Romantics - Context Flashcards
1
Q
Wordsworth
A
- Style – believed in and advocated a simple, sincere use of language in poetry – hence why a lot of his work comes across as conversational.
- Key concerns – nature, memory, humanity, morality, transcendence, religion.
- In the early 1790s William lived for a time in France, then in the grip of the violent Revolution; Wordsworth’s philosophical sympathies lay with the revolutionaries.
- He was deeply troubled by the rationalism he found in the works of thinkers such as William Godwin, which clashed with his own softer, more emotional understanding of the world.
- Explicit emphasis on feeling, simplicity, and the pleasure of beauty over rhetoric, ornament, and formality.
- His later years were marked by an increasing aristocratic temperament and a general alienation from the younger Romantics whose work he had inspired.
2
Q
Blake
A
- Style: transgressive and non-conformist nature, often critiqued an aspect of society or humanity.

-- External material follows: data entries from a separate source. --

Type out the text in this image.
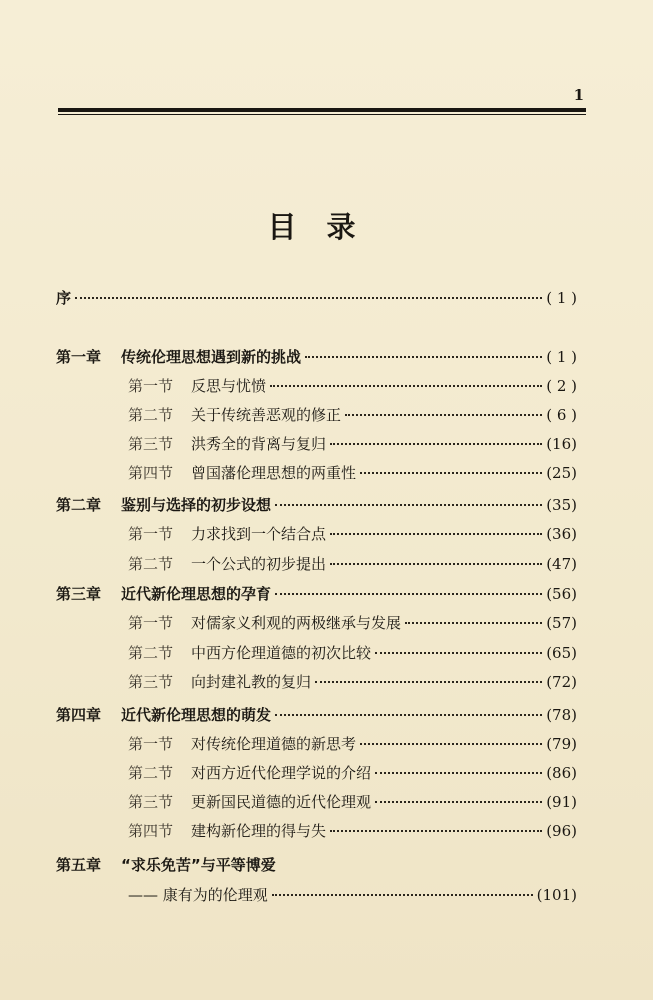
1
目录
序	( 1 )
第一章 传统伦理思想遇到新的挑战	( 1 )
第一节 反思与忧愤	( 2 )
第二节 关于传统善恶观的修正	( 6 )
第三节 洪秀全的背离与复归	(16)
第四节 曾国藩伦理思想的两重性	(25)
第二章 鉴别与选择的初步设想	(35)
第一节 力求找到一个结合点	(36)
第二节 一个公式的初步提出	(47)
第三章 近代新伦理思想的孕育	(56)
第一节 对儒家义利观的两极继承与发展	(57)
第二节 中西方伦理道德的初次比较	(65)
第三节 向封建礼教的复归	(72)
第四章 近代新伦理思想的萌发	(78)
第一节 对传统伦理道德的新思考	(79)
第二节 对西方近代伦理学说的介绍	(86)
第三节 更新国民道德的近代伦理观	(91)
第四节 建构新伦理的得与失	(96)
第五章 “求乐免苦”与平等博爱
—— 康有为的伦理观	(101)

Embodies an attitude of rebellion against the abuse of class power, deeply profound and complex symbolism. Introspective viewing of one self and discourse on one’s inner mind
- Key concerns – Opposition, repression, sexuality, religion, innocence/experience, imagination, youth.
- Raised during Georgian Era (King George I-IV), characterised by the emergence of Romantic poetry, immense social change like the Industrial Revolution which began to intensify class divisions, and the emergence of political rivalries like the Whigs and Tories.
- He rejected formal religion, seeing Christianity as a distortion of man’s spiritual life.
- He was equally critical of the Enlightenment’s flouting of religion, seeing this as disenchanting and cold, with a notion of the planet as a ‘gigantic machine’.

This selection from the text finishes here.